What exactly does it mean to make an intuitive argument rigorous?
I’m currently reading A Concise Introduction to Mathematical Logic by Wolfgang Rautenberg and in the first section, he says that, “…intuitively clear facts, such as the identical number of left and right parentheses in a formula, are rigorously provable.”
I will explicitly write down the intuitive steps that I made (and that many people probably make) to justify that the number of left and right parentheses in a formula must be balanced:
(2) We first observe that left and right parenthesis are always introduced in pairs (1) because each generative rule adds zero or two parenthesis. We intuitively realize that (3) this observation is sufficient to conclude that the left and right parentheses in any formula must be balanced. Finally we use our intuitive understanding that, in this context, (4) a formula having balanced parentheses is sufficient to conclude that the number of occurrences of each type of parenthesis must be equivalent.
Any attempts that I’ve seen to make these statements rigorous fail in capturing every mechanism used in the argument.

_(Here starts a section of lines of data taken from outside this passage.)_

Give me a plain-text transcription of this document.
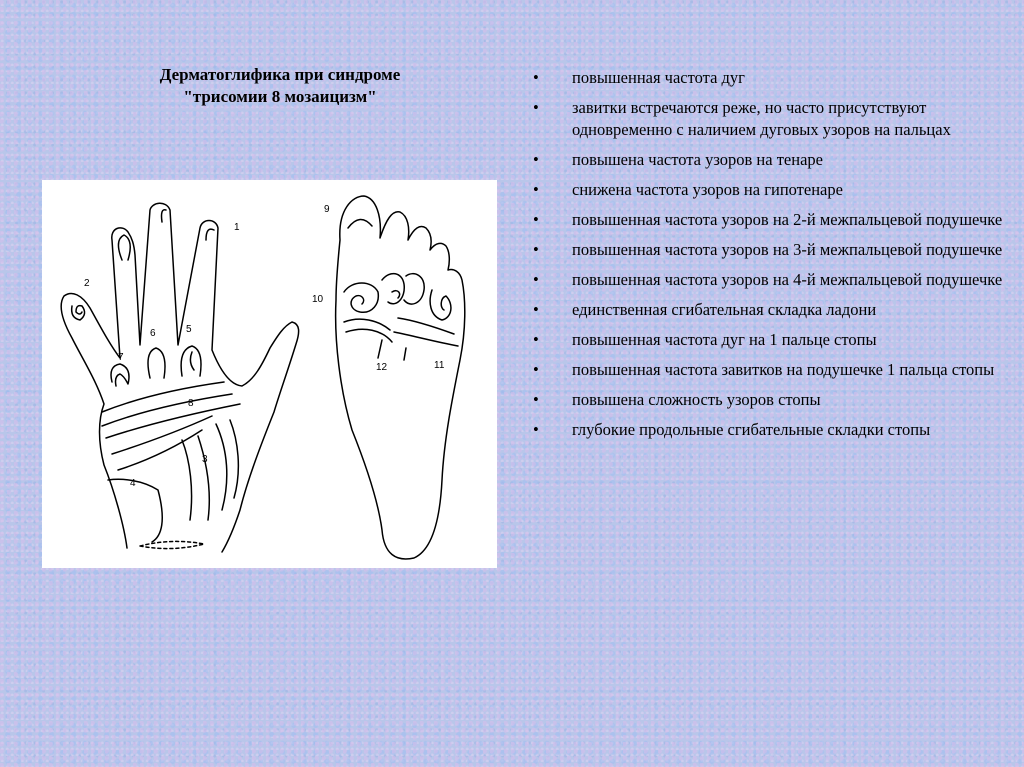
Дерматоглифика при синдроме
"трисомии 8 мозаицизм"
1
2
3
4
5
6
7
8
9
10
11
12
• повышенная частота дуг
• завитки встречаются реже, но часто присутствуют одновременно с наличием дуговых узоров на пальцах
• повышена частота узоров на тенаре
• снижена частота узоров на гипотенаре
• повышенная частота узоров на 2-й межпальцевой подушечке
• повышенная частота узоров на 3-й межпальцевой подушечке
• повышенная частота узоров на 4-й межпальцевой подушечке
• единственная сгибательная складка ладони
• повышенная частота дуг на 1 пальце стопы
• повышенная частота завитков на подушечке 1 пальца стопы
• повышена сложность узоров стопы
• глубокие продольные сгибательные складки стопы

These proofs will have gaps which must be filled in by the reader. The dilemma is that to fill in these gaps, the reader must already be familiar with the underlying intuition that originally motivated the proof.
Moreover, let’s say a mathematician claims to have completely formalized their intuition of some concept. How are they to know that this formalization matches their intuition? If the formalization they created is entirely independent of their intuition wouldn’t this information be unknowable?
If I am wrong in believing that a rigorous proof is one that doesn’t require any leaps of intuition to understand, what then is meant by one author or another when they refer to mathematical rigor?
What then would a truly rigorous proof actually look like? In general or for the specific statement above.